In order to grasp the concept of death as it’s understood out side the confines of Abrahamic theology, we need to accept the fact that for the pagan mind, it is not the end of the series of events that play out in one’s life. Death is apart of a cycle that begins with birth and ends with transformation of the conscious mind. The stages of the cycle are continuous just as all cycles found in nature because for all our advancements as a species, we are still a species that adheres to the laws of nature whether we like it or not. You are born, you live, you grow old, you die and you are born again. Now to say we are “born again” is not as simple as it may sound.

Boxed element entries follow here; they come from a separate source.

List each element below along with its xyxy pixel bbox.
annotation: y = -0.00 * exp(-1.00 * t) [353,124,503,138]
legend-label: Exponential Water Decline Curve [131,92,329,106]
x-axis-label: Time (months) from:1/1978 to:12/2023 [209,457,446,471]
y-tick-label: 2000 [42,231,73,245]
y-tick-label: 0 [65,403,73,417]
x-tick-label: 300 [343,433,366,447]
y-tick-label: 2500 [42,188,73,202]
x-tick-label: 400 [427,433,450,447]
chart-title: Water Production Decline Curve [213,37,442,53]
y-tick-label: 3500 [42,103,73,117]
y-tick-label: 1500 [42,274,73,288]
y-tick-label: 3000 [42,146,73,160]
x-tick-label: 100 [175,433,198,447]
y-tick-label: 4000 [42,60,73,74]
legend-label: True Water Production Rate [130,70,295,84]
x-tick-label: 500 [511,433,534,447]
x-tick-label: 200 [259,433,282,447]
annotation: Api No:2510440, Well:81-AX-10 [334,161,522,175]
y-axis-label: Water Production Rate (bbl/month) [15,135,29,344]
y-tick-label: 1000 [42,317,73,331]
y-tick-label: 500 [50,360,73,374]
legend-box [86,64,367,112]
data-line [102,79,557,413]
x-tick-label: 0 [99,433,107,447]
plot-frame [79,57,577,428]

While examples of reincarnation are prevalent in Northern European lore, that doesn’t explain away how the dead manifest in other ways. Sometimes the spirits of the dead simply reincarnate as creatures which why I’m inclined to believe animals and birds are often popular symbols for family coat of arms; especially for Celtic families as it was widely believed among many ancient Celtic tribes that they descended from particular animals. In parts of Europe, it’s not unheard of to come across stories of certain families who believe, after someone dies, they may manifest for a short time in dreams or the physical realm as a specific creature such as an owl, a deer or a butterfly and such.
I recall one story from Ireland where a woman came to her priest in a panic. She told the priest that her sister had been stalking her even though her sister had been dead for weeks. The priest was rather concerned by the woman’s claim and wanted to calm her fears through counseling. During their visit, the woman looked up and pointed to the window and told the priest her sister was watching them at that very moment. The priest looked at the window and saw a bee crawling across the glass. The woman was certain that was her sister; the bee had been following her every where she went ever since her sister died.
The idea that we don’t always change into someone else but rather some other living thing is closely tied to the more abstract concept of the afterlife. The popular motif of our soul being a seed that bursts from the body into a tree, a rose bush or a bird that takes flight points us to a very old idea that apart of us, perhaps the primitive aspect of our spirit, is somehow drawn into the natural world to be used to fuel a thriving environment. In theory, you can see this absorption, physically, if you ever watched a carcass being slowly broken down by different bugs and animals as the soil underneath it will literally drawing nutrients from the carcass. One could argue, thanks to modern society and many laws about burial in parts of the United States, we don’t even have the common courtesy to allow our bodies to be given to the land to use in return for all it gave us to sustain us while we were alive and someday, that will have dire consequences.
A good bulk of our lore also rests in the realm of ghosts, fairies and wights. There’s no denying we live in a haunted world. This concept is handed down from the lore in the Old World that tells us the dead can, and often will, take up residence in mountains and hills. From Ireland, Iceland, Germany to the Baltic, there are countless stories of mountains where you can find glorious halls within where heroes or whole families live after death. Sometimes, door ways will open, and a wanderer may be well received by the occupants of these underground places. Grave mounds are probably meant to serve as mini-mountain halls for the dead so one need not have to travel great distances to visit them. This would be very handy for the living, as in Celtic traditions, the underworld was a place that existed parallel to the living world and not some far away plain of paradises. So physical places, such as graves, could create access points for the living and the dead to converse from time to time.
These mountain/mound dwelling wights and fairies may venture out at certain times through out the night, but many are most adventurous during the later part of the year. The most noted time where the dead and other spirits move freely is during Samhain (October 31-November 1). In pop culture, it’s expressed that this is the “one time of the year,” when the dead walk. The reality is that the winter months appear to be just as active. After all, the most common spectacle to be seen would be the Winter Wild Hunt. This is a great spirit hunt that’s often hosted by supreme divine figures such as the God Odin or Goddess Hulda and the host is usually made up of spirits who join the hunt for various reasons. The hunts are not limited to the supreme divine though; figures like Sigurd the Great Dragon Slayer are said to host their own hunts.
The lore surrounding death is pretty diverse and filled with stories that you could fill my house to the ceiling with. If there is any truth at all to the over whelming volume of stories about reincarnation, ghosts and wild spirits who retained some of their memory from their mortal lives than it appears our consciousness tends to imprint itself onto the energy that fuels us on a daily basis and certain parts of who we are in life carry on after death.
To understand the transformation from a physical person to spirit, we need to understand the nature of energy. According to science, we know that energy can never be destroyed. It simply disperses, changes form or transfers into other cycles which is echoed in traditions found in Germanic paganism, for example. It is there that we find a belief of a soul complex that disperses into separate parts. Apart of your conscious absorbs into the elements. Another part may transcend to the next plain over while another is absorbed into the cycle of life to return in physical form. This is why when someone asks me what is the meaning of life? I simply reply: “Live like you’re never leaving this planet because you probably aren’t.” Don’t be so quick to taint the waters today, you may live in tomorrow.